CREATE TABLE events (
id BIGSERIAL PRIMARY KEY,
batch_id TEXT NOT NULL,
event_type TEXT NOT NULL,
run_id TEXT NOT NULL,
agent_id TEXT NOT NULL,
agent_version TEXT NOT NULL,
step_index INTEGER NOT NULL,
timestamp DOUBLE PRECISION NOT NULL,
payload JSONB NOT NULL,
parent_run_id TEXT,
received_at TIMESTAMPTZ NOT NULL DEFAULT NOW()
);
CREATE TABLE failure_signals (
id BIGSERIAL PRIMARY KEY,
failure_type TEXT NOT NULL,
severity TEXT NOT NULL,
run_id TEXT NOT NULL,
agent_id TEXT NOT NULL,
agent_version TEXT NOT NULL,
step_index INTEGER NOT NULL,
confidence REAL NOT NULL,
evidence JSONB NOT NULL,
detected_at TIMESTAMPTZ NOT NULL DEFAULT NOW(),
shadow BOOLEAN NOT NULL DEFAULT TRUE,
alerted BOOLEAN NOT NULL DEFAULT FALSE
);
CREATE TABLE processed_runs (…);
CREATE TABLE api_keys (…);
CREATE TABLE issues (…);
CREATE TABLE digest_log (…);
CREATE TABLE fixes (
id BIGSERIAL PRIMARY KEY,
run_id TEXT NOT NULL,
signal_id BIGINT NOT NULL,
fix_content TEXT NOT NULL,
fix_type TEXT NOT NULL DEFAULT 'prompt_addition',
applied_via TEXT NOT NULL, -- 'langfuse' or 'clipboard'
langfuse_prompt_name TEXT,
langfuse_version INTEGER,
applied_at TIMESTAMPTZ NOT NULL DEFAULT NOW()
);
Performance
| Component | Latency | Throughput |
|---|---|---|
SDK _emit() | <1 μs | Millions/sec |
| SDK drain thread | 200 ms idle poll | 100 events/batch |
| Ingest API (202) | ~5 ms | ~1,000 req/sec |
| Detector poll cycle | 5 s | ~100 runs/cycle |
| Explain layer | <1 ms | synchronous |
| Alerts poll cycle | 10 s | 50 signals/cycle |
| Customer API | ~10 ms | ~500 req/sec |
Agent overhead: under 500 μs per run with default HTTP ingest. The drain thread is entirely background. Even under backpressure (ingest API down), the ring buffer drops the oldest events rather than blocking the agent.
Failure modes
- Ingest API down — drain thread drops unshippable events. Agent never blocks. Events during outage are lost.

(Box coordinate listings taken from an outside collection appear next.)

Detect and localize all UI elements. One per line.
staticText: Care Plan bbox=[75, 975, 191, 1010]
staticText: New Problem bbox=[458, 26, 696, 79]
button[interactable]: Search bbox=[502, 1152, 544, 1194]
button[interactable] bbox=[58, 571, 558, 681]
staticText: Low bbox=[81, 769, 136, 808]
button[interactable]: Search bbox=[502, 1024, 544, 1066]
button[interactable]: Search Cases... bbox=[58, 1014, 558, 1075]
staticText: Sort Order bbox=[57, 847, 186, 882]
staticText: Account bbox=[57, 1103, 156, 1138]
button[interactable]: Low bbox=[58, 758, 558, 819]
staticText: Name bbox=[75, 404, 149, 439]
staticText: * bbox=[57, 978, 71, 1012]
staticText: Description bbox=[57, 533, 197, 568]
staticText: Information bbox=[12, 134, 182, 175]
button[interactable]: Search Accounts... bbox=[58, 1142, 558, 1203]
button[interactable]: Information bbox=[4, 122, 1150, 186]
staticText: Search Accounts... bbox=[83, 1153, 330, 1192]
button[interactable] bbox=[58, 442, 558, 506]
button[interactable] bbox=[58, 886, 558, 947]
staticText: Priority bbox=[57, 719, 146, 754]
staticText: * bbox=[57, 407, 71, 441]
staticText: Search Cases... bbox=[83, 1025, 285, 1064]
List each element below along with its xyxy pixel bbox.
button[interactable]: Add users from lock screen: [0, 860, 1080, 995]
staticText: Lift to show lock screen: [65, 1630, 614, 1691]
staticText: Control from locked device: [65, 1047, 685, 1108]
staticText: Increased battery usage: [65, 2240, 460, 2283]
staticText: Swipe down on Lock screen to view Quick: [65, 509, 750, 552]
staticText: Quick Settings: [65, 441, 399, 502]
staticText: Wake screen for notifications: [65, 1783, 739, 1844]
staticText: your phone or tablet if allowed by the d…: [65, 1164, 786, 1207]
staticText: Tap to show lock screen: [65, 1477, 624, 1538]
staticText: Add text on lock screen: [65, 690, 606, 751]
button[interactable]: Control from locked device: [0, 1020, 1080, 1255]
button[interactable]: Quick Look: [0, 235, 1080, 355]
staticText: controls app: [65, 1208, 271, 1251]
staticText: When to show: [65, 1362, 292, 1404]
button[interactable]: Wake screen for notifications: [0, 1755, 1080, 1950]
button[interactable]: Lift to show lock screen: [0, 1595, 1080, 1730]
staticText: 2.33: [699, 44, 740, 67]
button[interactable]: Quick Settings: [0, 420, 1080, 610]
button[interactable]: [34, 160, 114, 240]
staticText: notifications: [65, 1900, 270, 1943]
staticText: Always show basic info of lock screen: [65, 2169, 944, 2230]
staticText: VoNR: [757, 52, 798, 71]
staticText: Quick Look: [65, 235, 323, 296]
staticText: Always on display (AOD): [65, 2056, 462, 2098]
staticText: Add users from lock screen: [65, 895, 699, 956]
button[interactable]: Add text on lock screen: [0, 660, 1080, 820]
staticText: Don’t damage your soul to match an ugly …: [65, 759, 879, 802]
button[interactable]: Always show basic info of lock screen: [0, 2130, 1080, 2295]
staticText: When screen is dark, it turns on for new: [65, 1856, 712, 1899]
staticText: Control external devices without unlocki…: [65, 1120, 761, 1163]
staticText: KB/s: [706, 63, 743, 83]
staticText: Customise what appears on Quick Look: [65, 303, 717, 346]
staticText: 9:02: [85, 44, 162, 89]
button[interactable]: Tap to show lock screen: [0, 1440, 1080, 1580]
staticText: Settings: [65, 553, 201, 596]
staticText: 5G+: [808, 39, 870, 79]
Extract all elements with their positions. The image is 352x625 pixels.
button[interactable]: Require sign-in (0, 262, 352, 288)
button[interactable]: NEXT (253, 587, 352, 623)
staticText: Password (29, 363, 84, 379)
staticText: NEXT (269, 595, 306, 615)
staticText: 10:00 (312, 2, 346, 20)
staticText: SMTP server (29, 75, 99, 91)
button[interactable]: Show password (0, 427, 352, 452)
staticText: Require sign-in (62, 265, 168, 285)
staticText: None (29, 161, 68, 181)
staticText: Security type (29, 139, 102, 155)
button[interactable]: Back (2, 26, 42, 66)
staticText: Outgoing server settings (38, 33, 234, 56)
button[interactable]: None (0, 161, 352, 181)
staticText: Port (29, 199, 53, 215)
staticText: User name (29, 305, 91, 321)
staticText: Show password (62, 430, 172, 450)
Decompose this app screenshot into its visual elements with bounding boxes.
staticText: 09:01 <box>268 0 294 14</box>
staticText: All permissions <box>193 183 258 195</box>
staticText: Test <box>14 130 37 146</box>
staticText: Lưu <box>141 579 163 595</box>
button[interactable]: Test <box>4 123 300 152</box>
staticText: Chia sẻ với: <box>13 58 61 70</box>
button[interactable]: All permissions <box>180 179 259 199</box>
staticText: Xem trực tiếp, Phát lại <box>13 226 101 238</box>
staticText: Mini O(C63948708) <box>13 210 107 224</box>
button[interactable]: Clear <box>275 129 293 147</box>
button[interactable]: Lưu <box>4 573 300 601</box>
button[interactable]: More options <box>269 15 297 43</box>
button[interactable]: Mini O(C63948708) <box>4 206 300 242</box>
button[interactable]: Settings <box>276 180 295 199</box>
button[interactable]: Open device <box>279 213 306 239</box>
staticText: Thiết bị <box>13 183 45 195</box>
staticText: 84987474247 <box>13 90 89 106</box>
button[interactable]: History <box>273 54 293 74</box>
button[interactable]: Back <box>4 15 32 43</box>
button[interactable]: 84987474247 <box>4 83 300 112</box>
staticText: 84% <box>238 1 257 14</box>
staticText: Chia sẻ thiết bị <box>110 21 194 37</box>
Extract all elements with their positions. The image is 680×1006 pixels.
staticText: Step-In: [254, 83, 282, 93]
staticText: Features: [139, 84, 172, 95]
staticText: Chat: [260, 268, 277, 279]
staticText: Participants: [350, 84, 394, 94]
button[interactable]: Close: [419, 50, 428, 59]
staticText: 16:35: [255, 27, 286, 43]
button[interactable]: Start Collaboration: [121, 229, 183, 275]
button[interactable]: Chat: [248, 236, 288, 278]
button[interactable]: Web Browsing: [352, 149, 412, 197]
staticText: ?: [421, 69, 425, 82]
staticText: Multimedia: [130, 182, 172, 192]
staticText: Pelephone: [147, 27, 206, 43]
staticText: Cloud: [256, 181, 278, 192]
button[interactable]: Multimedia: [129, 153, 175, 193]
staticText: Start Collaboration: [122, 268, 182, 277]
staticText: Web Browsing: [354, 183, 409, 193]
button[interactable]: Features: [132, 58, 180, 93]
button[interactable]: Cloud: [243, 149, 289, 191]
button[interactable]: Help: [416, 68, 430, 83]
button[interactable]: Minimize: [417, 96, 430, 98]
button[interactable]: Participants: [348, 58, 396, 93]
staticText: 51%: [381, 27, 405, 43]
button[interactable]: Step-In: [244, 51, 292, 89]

- Detector worker down — runs queue up. When the worker restarts, it catches up. Signals delayed but not lost.
- Postgres down — ingest returns 503. SDK buffers up to 10,000 events, then rolls. Observability data loss is acceptable during DB outages.
- Alerts worker down — signals accumulate as
alerted=FALSE. On restart, delivery resumes. At-least-once.